I paint a picture of reno hell, yet as a young man and subsequently as a family man, I have lived through countless renovation projects and amid the sheer kerfuffle of the above inconveniences and survived.
However, this all becomes irrelevant if the main issue is addressed from the outset. Can you add enough dollar value to cover the costs, plus a little for your time and effort? If you seriously doubt you can, it may be time to look at alternatives.
When that project has a successful result, all the physical and mental strain will seem worthwhile; if the result is the opposite, I have seen relationships flounder and collapse, finances move into the red and questions raised about why people ever bothered.
So how can you calculate if a property could be the renovator’s dream or the renovation from hell? Market knowledge is the key.
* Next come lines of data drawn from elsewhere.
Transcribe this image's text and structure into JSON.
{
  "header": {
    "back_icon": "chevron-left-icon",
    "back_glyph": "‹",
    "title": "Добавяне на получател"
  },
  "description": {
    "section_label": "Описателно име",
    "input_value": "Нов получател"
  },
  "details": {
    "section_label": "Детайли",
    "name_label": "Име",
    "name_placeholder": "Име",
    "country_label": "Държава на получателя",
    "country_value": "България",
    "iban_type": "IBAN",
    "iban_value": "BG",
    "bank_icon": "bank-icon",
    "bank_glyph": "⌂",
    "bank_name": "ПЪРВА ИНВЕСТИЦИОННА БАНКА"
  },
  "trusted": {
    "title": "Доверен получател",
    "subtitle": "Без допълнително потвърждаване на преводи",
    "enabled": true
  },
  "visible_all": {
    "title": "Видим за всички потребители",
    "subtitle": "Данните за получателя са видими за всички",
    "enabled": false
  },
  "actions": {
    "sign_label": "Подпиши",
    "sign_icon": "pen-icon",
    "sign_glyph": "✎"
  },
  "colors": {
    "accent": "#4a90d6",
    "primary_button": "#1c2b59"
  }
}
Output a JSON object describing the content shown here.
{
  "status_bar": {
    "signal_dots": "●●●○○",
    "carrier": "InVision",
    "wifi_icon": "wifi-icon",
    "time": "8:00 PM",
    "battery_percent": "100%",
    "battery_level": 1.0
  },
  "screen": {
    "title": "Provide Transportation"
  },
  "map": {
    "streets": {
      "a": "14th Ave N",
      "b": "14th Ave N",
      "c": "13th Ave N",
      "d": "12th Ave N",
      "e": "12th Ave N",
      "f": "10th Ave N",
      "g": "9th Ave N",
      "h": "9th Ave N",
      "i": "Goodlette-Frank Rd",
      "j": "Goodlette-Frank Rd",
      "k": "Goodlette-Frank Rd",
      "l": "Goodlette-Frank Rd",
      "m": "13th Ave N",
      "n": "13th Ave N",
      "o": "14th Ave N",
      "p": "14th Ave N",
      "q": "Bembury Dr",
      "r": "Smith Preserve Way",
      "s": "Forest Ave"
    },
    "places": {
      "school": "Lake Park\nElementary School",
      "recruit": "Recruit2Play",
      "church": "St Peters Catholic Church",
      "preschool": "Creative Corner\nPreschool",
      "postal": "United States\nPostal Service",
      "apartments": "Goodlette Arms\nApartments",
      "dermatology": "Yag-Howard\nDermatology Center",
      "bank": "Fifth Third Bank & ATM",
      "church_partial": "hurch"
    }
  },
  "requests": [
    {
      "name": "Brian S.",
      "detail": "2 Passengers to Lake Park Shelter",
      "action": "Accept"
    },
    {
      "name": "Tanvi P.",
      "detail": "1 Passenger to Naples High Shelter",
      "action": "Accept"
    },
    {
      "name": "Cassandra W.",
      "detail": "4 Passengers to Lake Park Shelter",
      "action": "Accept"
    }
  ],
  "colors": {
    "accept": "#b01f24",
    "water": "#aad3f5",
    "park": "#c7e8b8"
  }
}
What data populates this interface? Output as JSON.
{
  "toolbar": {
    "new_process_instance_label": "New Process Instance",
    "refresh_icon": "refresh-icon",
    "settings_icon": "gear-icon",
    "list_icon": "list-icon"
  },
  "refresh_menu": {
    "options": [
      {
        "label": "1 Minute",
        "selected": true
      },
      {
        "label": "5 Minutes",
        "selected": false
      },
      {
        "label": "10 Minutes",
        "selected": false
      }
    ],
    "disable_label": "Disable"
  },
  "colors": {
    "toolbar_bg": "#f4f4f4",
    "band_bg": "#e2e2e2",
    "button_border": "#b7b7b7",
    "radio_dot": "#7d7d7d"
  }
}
Firstly, focus on the local market around the home — what is selling and what is most popular? Get to know median house prices, their historic and current trends, current demand levels and days on market. Noting properties with higher than median price values can be slower to sell, I always suggest establishing a price range benchmark for the property.
It’s also important to drive or walk around the area to discover if others are renovating or having building works done.
This research can help you establish if the market is right to invest your money and time, along with whether you may be up against other buyers.
Assessing future value for the property is another important factor. If the renovation was undertaken in full, base that on current values. Never factor in anticipated capital growth, as it may not occur. Plan the project, then compare your proposal to similar homes in the area.
Often you will find a ceiling for local values. You need to be aware of what level of specification is needed for added value in that market place. For example, adding a fourth bedroom may make sense, but a fifth bedroom and a third bathroom may not.
When working out how much the renovation will cost, don’t ignore those hidden costs such as council fees, holding costs if you are not living there, stamp duty and selling costs.
Be sure of your renovation goals. Are you renovating to live in the property long term, or planning to resell? If it’s the latter, ensure you know rental values if the market is down when it comes times to sell.
This sounds like a huge amount of work, however if you select a market you know well already, know where to get renovation/building quotes and can cost materials, it is a massive advantage.
Ideally, you need to know the house at a price guide of $350,000 for example, could be worth nearly $500,000 if fully renovated and extended. Mostly on that type of budget, you would need to know you could complete all that work for less than $100,000. That would equate to a possible 10 per cent gross profit. If your calculations illustrated a lower level of return, walk away.
If you are a first-timer, why not undertake a dummy run? Inspect a renovator anywhere and then calculate future values and renovation costs. Could you make it work?